The notion of anchors as newsroom leaders was somewhat novel. Network anchors had been using titles like managing editor for a number of years, but at the local level, too many anchors were "talent" first and foremost — paid to look pretty and sound good, in the irreverent opinion of many.
Yet there was no denying that, in markets of all sizes, anchors were traditionally the most experienced, inevitably the best paid and sometimes the most underutilized people in the newsroom. But resources were shrinking. The days of private offices for anchors were pretty much over. And these "faces of the station" were being pressed into service doing things they'd never really been trained to do: editing copy, coaching reporters, making ethical decisions and more. Being an anchor was starting to require off-camera skills.

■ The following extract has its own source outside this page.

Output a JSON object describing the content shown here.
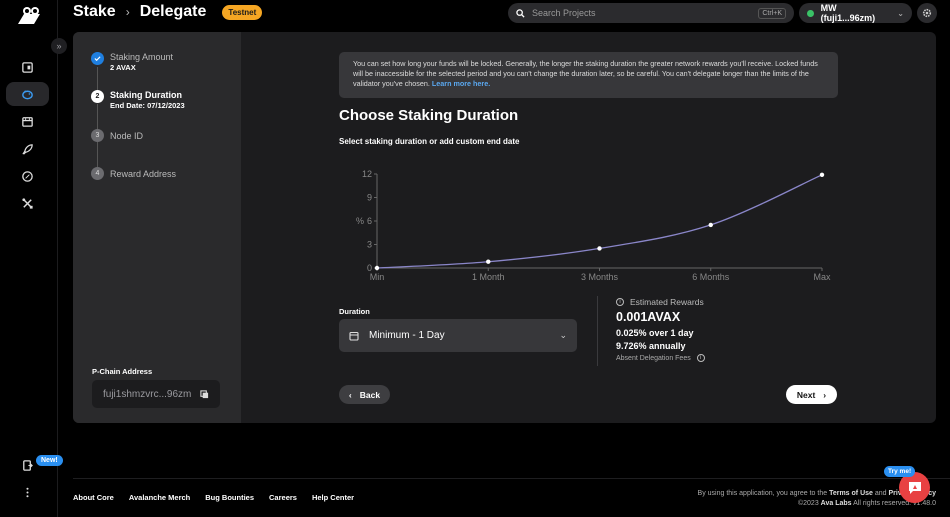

In fact expectations of anchors were escalating, and it was becoming clear to some that investment in them ought to increase, too — not necessarily in what they're paid, but in how they're prepared for their expanded responsibilities.
That's why Jill Geisler and I got such a great response from stations when we started talking about anchors as "leaders, not readers." Management recognized the stake it had in those who were the embodiment of the brand. Compared with salary, benefits and promotion, the cost of training was almost trivial. But the benefits could be huge.

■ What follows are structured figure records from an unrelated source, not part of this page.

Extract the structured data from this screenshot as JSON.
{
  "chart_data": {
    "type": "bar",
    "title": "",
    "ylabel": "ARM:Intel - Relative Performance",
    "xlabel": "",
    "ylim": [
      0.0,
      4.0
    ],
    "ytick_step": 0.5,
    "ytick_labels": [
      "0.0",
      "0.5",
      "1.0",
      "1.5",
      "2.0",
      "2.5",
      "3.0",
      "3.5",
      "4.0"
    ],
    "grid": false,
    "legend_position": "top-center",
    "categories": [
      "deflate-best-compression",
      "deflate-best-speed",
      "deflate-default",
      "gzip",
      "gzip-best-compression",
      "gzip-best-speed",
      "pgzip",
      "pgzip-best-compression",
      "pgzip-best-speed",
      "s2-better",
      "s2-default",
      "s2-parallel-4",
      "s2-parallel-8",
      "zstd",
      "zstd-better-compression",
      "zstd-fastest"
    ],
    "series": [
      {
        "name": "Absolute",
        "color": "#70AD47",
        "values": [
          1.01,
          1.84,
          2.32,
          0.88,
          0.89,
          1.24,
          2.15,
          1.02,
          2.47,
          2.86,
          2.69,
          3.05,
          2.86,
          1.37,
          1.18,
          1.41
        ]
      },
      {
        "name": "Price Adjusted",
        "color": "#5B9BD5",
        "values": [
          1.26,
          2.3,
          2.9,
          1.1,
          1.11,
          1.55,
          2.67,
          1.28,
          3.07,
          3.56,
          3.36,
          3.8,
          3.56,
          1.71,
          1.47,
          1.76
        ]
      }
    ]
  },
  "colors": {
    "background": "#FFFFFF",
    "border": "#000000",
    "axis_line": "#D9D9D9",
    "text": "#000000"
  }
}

I ended up leaving Poynter for a new newsroom of my own just as the inaugural anchor leadership seminar was coming together, but it couldn't have been in better hands than Jill's, and she was kind enough to bring me back as visiting faculty. Over the years, the feedback we got from the anchors who came to learn "skills without script" — and from the newsrooms they returned to — was wonderfully positive.
Poynter has moved into new, exciting and important other areas, and it's been a few years now since the last anchor seminar there. But demands on anchors certainly haven't diminished, and the need for leadership has never been greater. Social media, "fake news" and declining trust in institutions of all kinds — including journalism — have only heightened the need for anchors who lead as effectively as they read.
So next summer in Chicago, Jill and I will gather an all-star faculty of experts from across the country for an intensive two-day program. We'll include on-camera leadership, too. But there will be nothing cosmetic about the content of this seminar.
Because, as any anchor can tell you: Hair, makeup and wardrobe are the easy part of the job.